The Financial Officer, Graeme Underhill, also states that a change to the way the Development account is shown, and it is…
“Historically, a calculation has been done each year to work out how much money is payable into Trustee Funds. Theoretically, any surplus on the Development Account would be payable to the Trustees and any deficit would be receivable from the Trustees. The Development Account normally generates surpluses and the monies owed to the Trustees totalled over £61,000 on 31st October 2019.
I have long held the view that the prospect of ever transferring funds to the Trustees is highly unlikely. Indeed, the most obvious outcome is that this balance can only get bigger as BCGBA draws down funds to use on Development. As a result, in consultation with our Reporting Accountants, we have concluded that the current policy is nonsense, and that this policy will be scrapped. This process has led to the delivery of a far more sensible Balance Sheet, which I believe Counties and Clubs alike will be able to understand much easier”.
Epilogue….
It would seem likely, to me anyway, that in the forthcoming debates on how the BCGBA is managed and funded then how the trustee managed fund is used should also be part of that debate.

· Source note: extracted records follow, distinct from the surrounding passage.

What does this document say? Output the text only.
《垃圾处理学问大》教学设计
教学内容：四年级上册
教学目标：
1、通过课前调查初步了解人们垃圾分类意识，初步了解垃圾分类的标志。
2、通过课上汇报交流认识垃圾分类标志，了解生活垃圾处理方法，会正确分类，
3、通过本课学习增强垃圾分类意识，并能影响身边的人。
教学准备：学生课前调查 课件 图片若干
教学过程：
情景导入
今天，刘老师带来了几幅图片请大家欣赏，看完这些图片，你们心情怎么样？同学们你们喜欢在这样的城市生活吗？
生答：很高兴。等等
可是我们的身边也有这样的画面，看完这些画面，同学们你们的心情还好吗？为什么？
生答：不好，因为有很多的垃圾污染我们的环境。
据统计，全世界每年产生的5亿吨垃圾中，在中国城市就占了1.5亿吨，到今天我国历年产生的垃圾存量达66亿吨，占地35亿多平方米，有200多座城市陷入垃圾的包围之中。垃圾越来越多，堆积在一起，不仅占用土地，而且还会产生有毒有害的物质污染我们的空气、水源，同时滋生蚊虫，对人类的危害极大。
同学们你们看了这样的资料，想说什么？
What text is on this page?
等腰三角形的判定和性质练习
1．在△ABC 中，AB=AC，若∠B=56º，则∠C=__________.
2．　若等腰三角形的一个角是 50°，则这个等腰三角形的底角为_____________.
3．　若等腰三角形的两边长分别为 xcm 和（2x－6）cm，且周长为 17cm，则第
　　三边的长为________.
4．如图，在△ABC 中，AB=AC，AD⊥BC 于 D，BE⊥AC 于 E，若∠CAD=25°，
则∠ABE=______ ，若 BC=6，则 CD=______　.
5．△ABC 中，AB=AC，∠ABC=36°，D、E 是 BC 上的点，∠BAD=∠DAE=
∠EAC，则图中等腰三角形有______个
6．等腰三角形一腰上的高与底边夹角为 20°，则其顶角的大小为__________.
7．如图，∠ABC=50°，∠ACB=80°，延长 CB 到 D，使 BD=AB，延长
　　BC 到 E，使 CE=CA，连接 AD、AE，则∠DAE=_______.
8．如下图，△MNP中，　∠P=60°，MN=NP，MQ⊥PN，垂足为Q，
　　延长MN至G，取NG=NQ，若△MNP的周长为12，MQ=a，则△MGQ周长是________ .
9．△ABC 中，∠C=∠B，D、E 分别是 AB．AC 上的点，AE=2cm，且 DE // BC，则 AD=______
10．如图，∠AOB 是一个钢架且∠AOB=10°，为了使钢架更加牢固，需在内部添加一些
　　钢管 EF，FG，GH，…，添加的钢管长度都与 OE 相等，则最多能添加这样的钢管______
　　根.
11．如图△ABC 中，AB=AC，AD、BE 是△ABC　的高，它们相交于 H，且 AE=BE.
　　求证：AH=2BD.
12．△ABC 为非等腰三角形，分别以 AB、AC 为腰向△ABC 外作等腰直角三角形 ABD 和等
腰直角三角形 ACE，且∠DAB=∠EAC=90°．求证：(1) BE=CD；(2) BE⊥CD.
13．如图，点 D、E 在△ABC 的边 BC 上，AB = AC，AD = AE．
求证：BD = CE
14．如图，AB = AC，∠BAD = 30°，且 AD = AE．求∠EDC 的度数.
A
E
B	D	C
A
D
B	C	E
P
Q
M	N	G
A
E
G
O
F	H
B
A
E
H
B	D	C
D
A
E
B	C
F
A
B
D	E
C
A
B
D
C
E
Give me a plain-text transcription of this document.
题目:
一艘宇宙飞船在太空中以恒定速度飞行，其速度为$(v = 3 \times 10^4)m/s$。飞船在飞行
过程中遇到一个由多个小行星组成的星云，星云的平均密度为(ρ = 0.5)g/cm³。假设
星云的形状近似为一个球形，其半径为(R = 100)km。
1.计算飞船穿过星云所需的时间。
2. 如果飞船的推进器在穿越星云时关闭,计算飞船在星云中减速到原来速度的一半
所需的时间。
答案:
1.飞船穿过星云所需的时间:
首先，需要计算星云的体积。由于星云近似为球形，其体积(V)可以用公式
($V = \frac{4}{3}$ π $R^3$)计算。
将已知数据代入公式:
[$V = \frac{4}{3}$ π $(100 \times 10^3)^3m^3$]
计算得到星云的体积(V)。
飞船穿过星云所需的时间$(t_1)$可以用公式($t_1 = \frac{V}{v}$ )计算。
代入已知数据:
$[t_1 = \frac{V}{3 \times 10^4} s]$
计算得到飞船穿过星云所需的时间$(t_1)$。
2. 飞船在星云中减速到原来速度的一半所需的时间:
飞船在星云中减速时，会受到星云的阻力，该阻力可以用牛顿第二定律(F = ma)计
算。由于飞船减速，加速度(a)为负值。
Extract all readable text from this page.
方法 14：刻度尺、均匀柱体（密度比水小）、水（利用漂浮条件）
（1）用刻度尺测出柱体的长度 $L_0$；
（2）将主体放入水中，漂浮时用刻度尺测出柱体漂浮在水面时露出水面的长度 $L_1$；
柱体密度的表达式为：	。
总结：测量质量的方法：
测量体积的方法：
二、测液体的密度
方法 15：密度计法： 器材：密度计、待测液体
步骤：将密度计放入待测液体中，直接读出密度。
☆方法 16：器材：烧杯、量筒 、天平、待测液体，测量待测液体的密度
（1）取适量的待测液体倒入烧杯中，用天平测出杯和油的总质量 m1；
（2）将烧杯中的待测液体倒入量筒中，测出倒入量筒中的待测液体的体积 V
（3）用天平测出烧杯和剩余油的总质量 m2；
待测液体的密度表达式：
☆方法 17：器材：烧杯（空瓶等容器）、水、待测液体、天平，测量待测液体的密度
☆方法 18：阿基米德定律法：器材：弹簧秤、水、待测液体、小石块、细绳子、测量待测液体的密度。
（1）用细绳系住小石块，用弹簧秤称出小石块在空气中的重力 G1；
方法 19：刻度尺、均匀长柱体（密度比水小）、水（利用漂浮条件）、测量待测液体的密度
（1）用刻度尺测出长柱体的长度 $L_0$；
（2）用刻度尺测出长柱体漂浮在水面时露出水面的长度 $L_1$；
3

When compared to our flat-green cousins the accounts show markedly differing figures. Total BCGBA assets are a fraction of Bowls England’s who were able to absorb losses of over £500,000 with some ease.
There have been proposals in the past to move the BCGBA funding to an individual rather than a club-based scheme and I have no doubt there will be further debates and proposals in the future.
The accounts were distributed to counties a couple of months ago, even appeared on a Huddersfield league website, and each county had the opportunity to examine and question the figures. They have now been agreed and the BCGBA has moved onto this year’s business. An article on the events planned for this year will follow shortly.